For the given triangle array the minimum sum path would be 1->2->3->8. Hence the answer would be 14.
``````

#### Input Format :

``````The first line of input contains an integer ‘T’ denoting the number of test cases to run. Then the test case follows.

The first line of each test case contains an integer ‘N’  representing the length of the array/list triangle.

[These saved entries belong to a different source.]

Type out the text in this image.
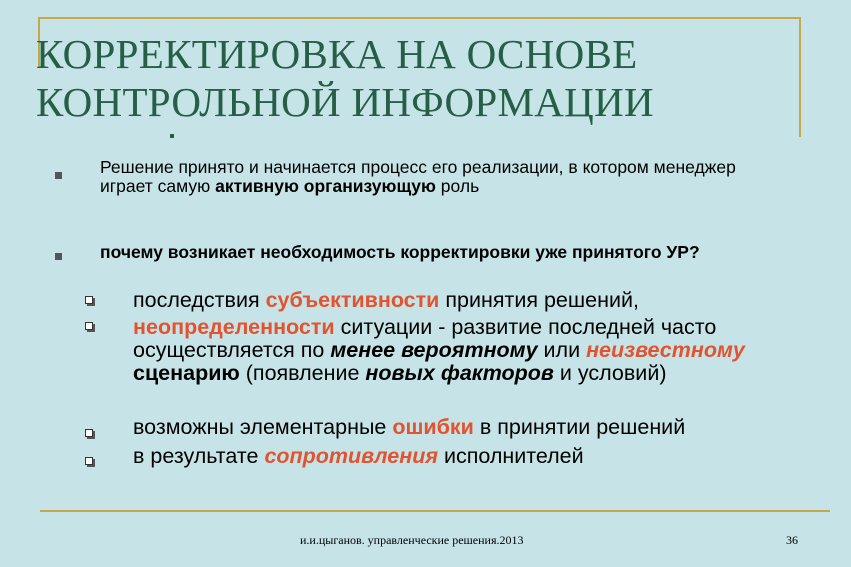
КОРРЕКТИРОВКА НА ОСНОВЕ
КОНТРОЛЬНОЙ ИНФОРМАЦИИ
Решение принято и начинается процесс его реализации, в котором менеджер играет самую активную организующую роль
почему возникает необходимость корректировки уже принятого УР?
последствия субъективности принятия решений,
неопределенности ситуации - развитие последней часто осуществляется по менее вероятному или неизвестному сценарию (появление новых факторов и условий)
возможны элементарные ошибки в принятии решений
в результате сопротивления исполнителей
и.и.цыганов. управленческие решения.2013	36
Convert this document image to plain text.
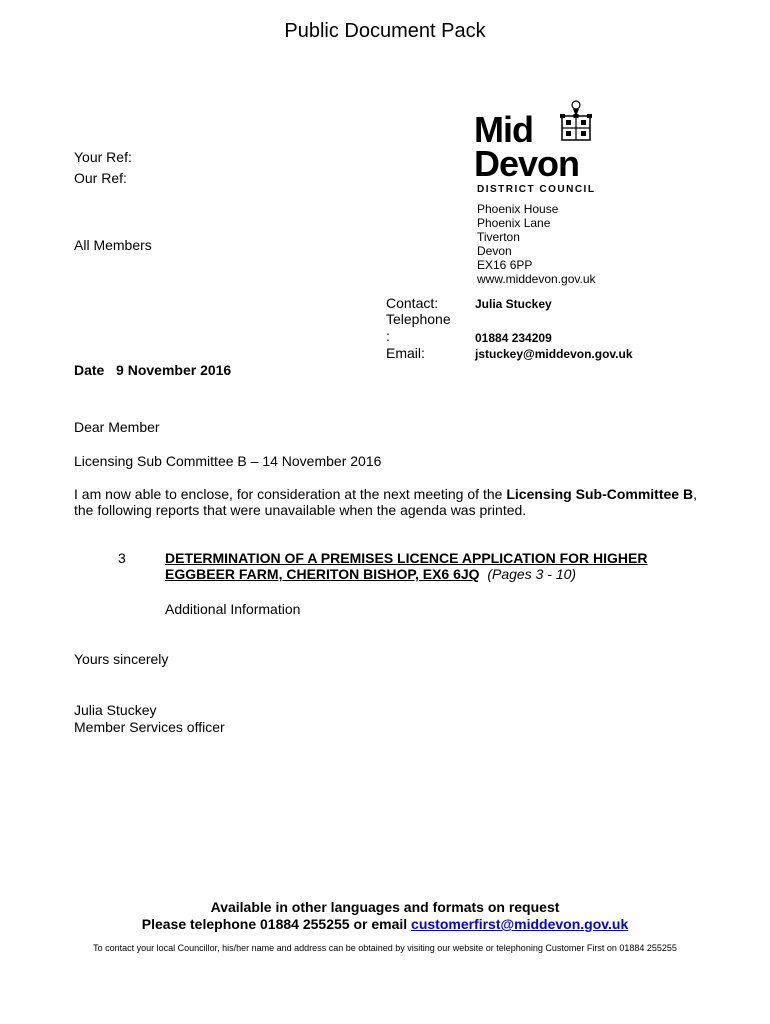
Public Document Pack
Your Ref:
Our Ref:
All Members
Mid
Devon
DISTRICT COUNCIL
Phoenix House
Phoenix Lane
Tiverton
Devon
EX16 6PP
www.middevon.gov.uk
Contact:	Julia Stuckey
Telephone
:	01884 234209
Email:	jstuckey@middevon.gov.uk
Date 9 November 2016
Dear Member
Licensing Sub Committee B – 14 November 2016
I am now able to enclose, for consideration at the next meeting of the Licensing Sub-Committee B, the following reports that were unavailable when the agenda was printed.
3	DETERMINATION OF A PREMISES LICENCE APPLICATION FOR HIGHER EGGBEER FARM, CHERITON BISHOP, EX6 6JQ (Pages 3 - 10)
Additional Information
Yours sincerely
Julia Stuckey
Member Services officer
Available in other languages and formats on request
Please telephone 01884 255255 or email customerfirst@middevon.gov.uk
To contact your local Councillor, his/her name and address can be obtained by visiting our website or telephoning Customer First on 01884 255255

Then N lines follow. Each of the ith row contains i + 1 space-separated integers denoting the elements of the array/list 'TRIANGLE'.
``````

#### Output Format :

``````For each test case, print an integer X representing the minimum path sum.

Output for each test case will be printed in a separate line.
``````
##### Note :
``````You don’t need to take input or print anything, it already has been taken care of. Just implement the function.
``````
##### Constraints :
``````1 <= T <= 5
1 <= N <= 10^3
-10^6 <= TRIANGLE[i][pos] <= 10^6 ,

Where 'TRIANGLE[i][pos]' is the element at row = 'i' & position = 'pos' in triangle array.

Time limit: 1 sec
``````
Approach 1

We can check all the paths from top to bottom using recursion.

The algorithm will be:

• If the array is empty or the size of the array is zero, return zero.
• Then we can call a recursive function to check all the path sums.
• Start from row ‘i’ = 0 and 'POS' = ‘i’  and call the recursive function for minimum of ‘i’ + 1 , 'POS' and ‘i’ + 1, 'POS'+1;
• Return ‘ARR[i][POS]’ + min( solve(i + 1 , 'POS'), solve( i + 1, 'POS' + 1));
• If ‘i’ > N - 1, the recursion will terminate.